И правда, почему? Они оба знали ответ: потому что не обсуждалось, потому что он мужчина, а она женщина, потому что девочки должны уезжать к мальчикам. Имелись и объективные причины: его карьера уже сложилась в Москве, и сложилась удачно, а в питерской клинике придется унизительно соглашаться на иные условия и иные деньги, раза в три меньше, – Питер, как известно, не Москва…
– Но, Сонечка, все это не имеет значения. Если тебе так будет легче…
– Не будет легче, мне не будет легче, не будет… Это еще хуже, как ты не понимаешь… Нельзя ничем жертвовать, нельзя…
Он опять не понимал, а она не могла объяснить. Не нужно истошно биться головой в ворота рая, иначе окажется, что за райскими воротами НЕ рай, а что-то совсем другое… Поломанная карьера, зависимое положение в питерской клинике, унизительные условия и иные деньги – это была бы жертва, а Соня боялась жертв. Принесенные жертвы потихоньку рождают нелюбовь к тому, ради кого их приносят, – она уже и сама ловила себя на всплесках недоброжелательности по отношению к нему, на дурацкой мыслишке: стоил ли Эрмитаж.. в общем, стоил ли Париж обедни… Но она могла справиться с собой, а он сможет? Почему-то Соня была уверена, что ЕГО жертвы их любовь не вынесет, и тогда все окажется напрасным, все…
– И как же все будет? – устало спрашивал Князев.
– Вот возьму и умру, – пугала Соня и тут же улыбалась: – Не сердись, прости меня за безвкусную шутку… Как-нибудь будет… Я тебя совсем извела, прости…
Князев прощал, нежно говорил: «Сонечка, любимая», Соня кидалась к нему, любовалась, таяла – вот же руки, плечи… и они опять очень сильно любили друг друга. Вот только все, что было между ними, между хирургом Князевым и его Сонечкой, страсть, нежность, невозможность друг без друга, все безысходней тонуло в душной тупой усталости, понимании-непонимании, объяснениях и обещаниях, все теснее собиралось в рыхлый несуразный ком. И ком этот взял и без особенного усилия тронулся в путь, и легко катился, по дороге вбирая в себя все – страсть, нежность, невозможность друг без друга…

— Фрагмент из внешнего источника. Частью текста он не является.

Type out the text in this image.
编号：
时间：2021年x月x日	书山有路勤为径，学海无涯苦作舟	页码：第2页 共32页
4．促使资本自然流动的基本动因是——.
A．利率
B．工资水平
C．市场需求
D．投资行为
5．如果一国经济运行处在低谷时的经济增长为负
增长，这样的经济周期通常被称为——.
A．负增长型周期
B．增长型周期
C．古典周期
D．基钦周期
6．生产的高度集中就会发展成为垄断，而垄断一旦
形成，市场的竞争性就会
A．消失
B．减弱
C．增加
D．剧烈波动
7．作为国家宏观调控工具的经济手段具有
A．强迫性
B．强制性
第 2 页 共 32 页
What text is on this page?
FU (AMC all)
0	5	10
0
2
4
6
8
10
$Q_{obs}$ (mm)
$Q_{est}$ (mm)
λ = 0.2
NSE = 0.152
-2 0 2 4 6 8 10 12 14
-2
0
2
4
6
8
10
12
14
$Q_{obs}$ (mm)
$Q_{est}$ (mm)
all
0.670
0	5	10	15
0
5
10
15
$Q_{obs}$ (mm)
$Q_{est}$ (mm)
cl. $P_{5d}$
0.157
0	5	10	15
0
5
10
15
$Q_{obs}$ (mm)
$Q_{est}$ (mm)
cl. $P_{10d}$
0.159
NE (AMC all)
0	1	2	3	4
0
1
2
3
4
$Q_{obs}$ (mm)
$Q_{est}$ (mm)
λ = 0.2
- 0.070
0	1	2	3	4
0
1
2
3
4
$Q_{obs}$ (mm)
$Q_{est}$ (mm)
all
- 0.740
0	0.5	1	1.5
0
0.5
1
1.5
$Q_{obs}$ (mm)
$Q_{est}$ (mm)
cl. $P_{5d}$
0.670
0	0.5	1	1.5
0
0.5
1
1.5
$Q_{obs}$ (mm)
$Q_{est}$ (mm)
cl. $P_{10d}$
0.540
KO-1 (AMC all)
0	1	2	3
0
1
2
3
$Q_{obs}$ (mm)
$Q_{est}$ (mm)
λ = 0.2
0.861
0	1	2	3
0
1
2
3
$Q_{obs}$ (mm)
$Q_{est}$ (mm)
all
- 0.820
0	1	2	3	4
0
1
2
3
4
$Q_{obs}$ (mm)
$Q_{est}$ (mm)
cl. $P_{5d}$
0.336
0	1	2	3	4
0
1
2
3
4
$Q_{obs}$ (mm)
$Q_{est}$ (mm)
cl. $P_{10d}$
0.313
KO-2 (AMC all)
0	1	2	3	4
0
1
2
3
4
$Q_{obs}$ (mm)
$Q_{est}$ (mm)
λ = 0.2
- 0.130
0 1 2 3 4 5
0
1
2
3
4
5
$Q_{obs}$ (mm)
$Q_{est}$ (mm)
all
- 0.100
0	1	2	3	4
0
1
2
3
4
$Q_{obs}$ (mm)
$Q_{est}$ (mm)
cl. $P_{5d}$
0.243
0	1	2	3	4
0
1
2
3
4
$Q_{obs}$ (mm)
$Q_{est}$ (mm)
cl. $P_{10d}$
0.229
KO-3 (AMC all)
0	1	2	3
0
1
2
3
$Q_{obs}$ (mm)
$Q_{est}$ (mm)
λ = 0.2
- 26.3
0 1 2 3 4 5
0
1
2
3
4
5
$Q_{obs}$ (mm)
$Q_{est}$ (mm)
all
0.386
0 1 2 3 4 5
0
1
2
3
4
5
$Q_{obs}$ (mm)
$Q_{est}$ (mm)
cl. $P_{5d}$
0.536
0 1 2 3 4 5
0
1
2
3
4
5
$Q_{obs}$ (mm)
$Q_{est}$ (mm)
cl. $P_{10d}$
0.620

У Анны с Вронским все было медленно, долго – любовь, внезапное непонимание, охлаждение, вспышки страсти… Ничего с тех пор не переменилось, лишь одно быстрее сменяет другое…
…Кстати, а почему Головин не мог бы принять чужого ребенка? Каренин же принял. Ну… Каренин слабый, а Алексей Юрьевич сильный. Еще почему? Да ни почему. Предполагать, пусть даже теоретически, что Головин может принять чужого ребенка, нелепо – все равно что банковский автомат оближет новорожденного котенка… Алексей Юрьевич Головин и своего-то ребенка не принял.